Breakthrough In Cancer Detection!

Cancer is a terrible and unfortunately all too common disease that will strike one in every three people. According to the American Cancer Society, approximately 1.5 million new cases of cancer will be diagnosed this year alone in the United States. It is one of medicine’s greatest challenges to accurately detect and treat this devastating disease. The latest and most advanced weapon in this fight has been the development of the PET/CT. This machine has changed the way we are able to not only detect cancer early, but with it we can follow the progression of cancer, and monitor the success of any prescribed therapy. Since it is such a new technology, there are many questions. Here are some of the more common questions I have encountered:

Q) What exactly is a PET/CT?
A) Upon first hearing about it, some might think a PET/CT is a test for cats and dogs. PET in this instance does not refer to man’s best friend, but is instead an acronym for Positron Emission Tomography. This is how it works: (1) Active cancer cells burn the sugar glucose at unusually high rates; (2) Patients to be scanned are given an injection of radiolabeled glucose that the PET scanner can detect; ; (3) The patient waits one hour for thesugar to attach to the cancer cells (4) The entire body is then scanned; (5) The cancer cells will eat more of the sugar than the rest of the body and areas with the highest concentration of radiolabeled sugar are suspicious for cancer. From this, we can see where cancer has been most active in the body.

Q) So why are we doing a CT?
A) A CT scan (also called CAT scan) is a machine that uses X-rays to take incredibly detailed images of the inside of the body. CT imaging provides excellent anatomic information. However, it doesn’t show which cells are active, or just how active they are. Once we are able to combine the two images (the PET and CT scans) we can accurately detect not only where we are in the body but which cells are most likely to have cancer. 

Q) What are common uses of the PET/CT?
A) This modality is used in early detection of cancer and to determine whether a cancer has spread in the body. Follow up studies are used to assess the effectiveness of a treatment plan, such as surgery and/or chemotherapy. Additionally, it is used to determine if a cancer has returned after treatment. I am often surprised by how many people return afterwards on their own accord, just to be sure the cancer is really gone. I was once told by a patient, “There’s just no price you can put on peace of mind for a cancer survivor.” Most cancers can be detected by a PET/CT including breast cancer, ovarian cancer, and lymphoma, just to name a few.
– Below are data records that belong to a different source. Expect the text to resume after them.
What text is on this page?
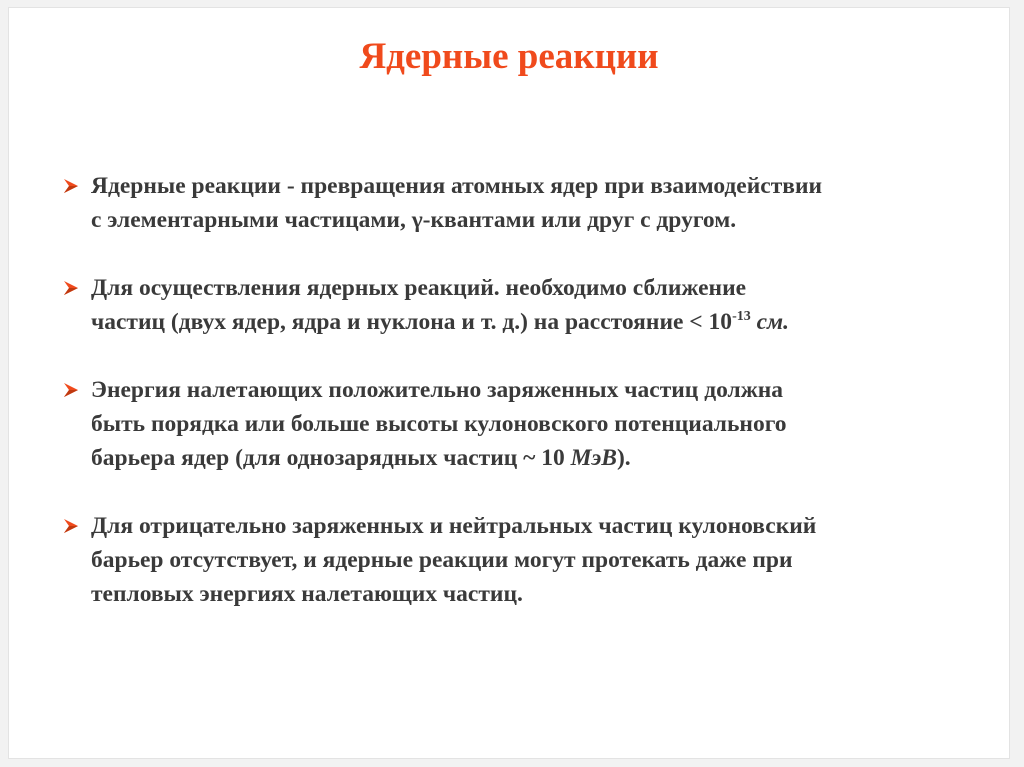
Ядерные реакции
Ядерные реакции - превращения атомных ядер при взаимодействии
с элементарными частицами, γ-квантами или друг с другом.
Для осуществления ядерных реакций. необходимо сближение
частиц (двух ядер, ядра и нуклона и т. д.) на расстояние < $10^{-13}$ см.
Энергия налетающих положительно заряженных частиц должна
быть порядка или больше высоты кулоновского потенциального
барьера ядер (для однозарядных частиц ~ 10 МэВ).
Для отрицательно заряженных и нейтральных частиц кулоновский
барьер отсутствует, и ядерные реакции могут протекать даже при
тепловых энергиях налетающих частиц.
Q) I am diabetic. Is it dangerous to give me radiolabeled sugar? 
A) Diabetic patients can receive the radiolabeled sugar without any problems. However, for the test to have maximum effectiveness, it is very important for patients to control their blood sugar. If the blood sugar is over 225, the examination is very limited for interpretation, and may need to be rescheduled. 

Q) How do I prepare for this test?
A) Patients are instructed to eat a low carbohydrate, high protein meal the night before. Our patients should not eat anything after midnight and have nothing to eat or drink the morning of the test (except water). Patients should not exercise or engage in heavy lifting the day before the examination. Patients who are diabetic can eat the morning of the test and take their medication. They will be scheduled for their examination in the afternoon. Patients should dress comfortably, wearing clothes without heavy buckles, zippers or metal snaps. Sweat shirt and sweat pants are ideal. Metal objects including jewelry, eyeglasses, dentures and hairpins may affect the CT images and should be left at home or removed prior to your exam.

Q) Who interprets the images of a PET/CT? 
A) A radiologist will interpret the images and forward a detailed report and colored pictures or a CD with your images to your referring physician within 24 hours. At our office, we have two radiologists review each and every PET/CT; one with specialized training in nuclear medicine and another with specialized training in body CT scans. Four eyes are always better than two. 

Q) What kind of PET/CT does your facility have?
A) For convenience, our office has all modalities under one roof. We have a brand new, state-of-the-art PET/CT machine located in a dedicated wing with a spacious separate waiting room and refreshments provided for the comfort of our patients and their families.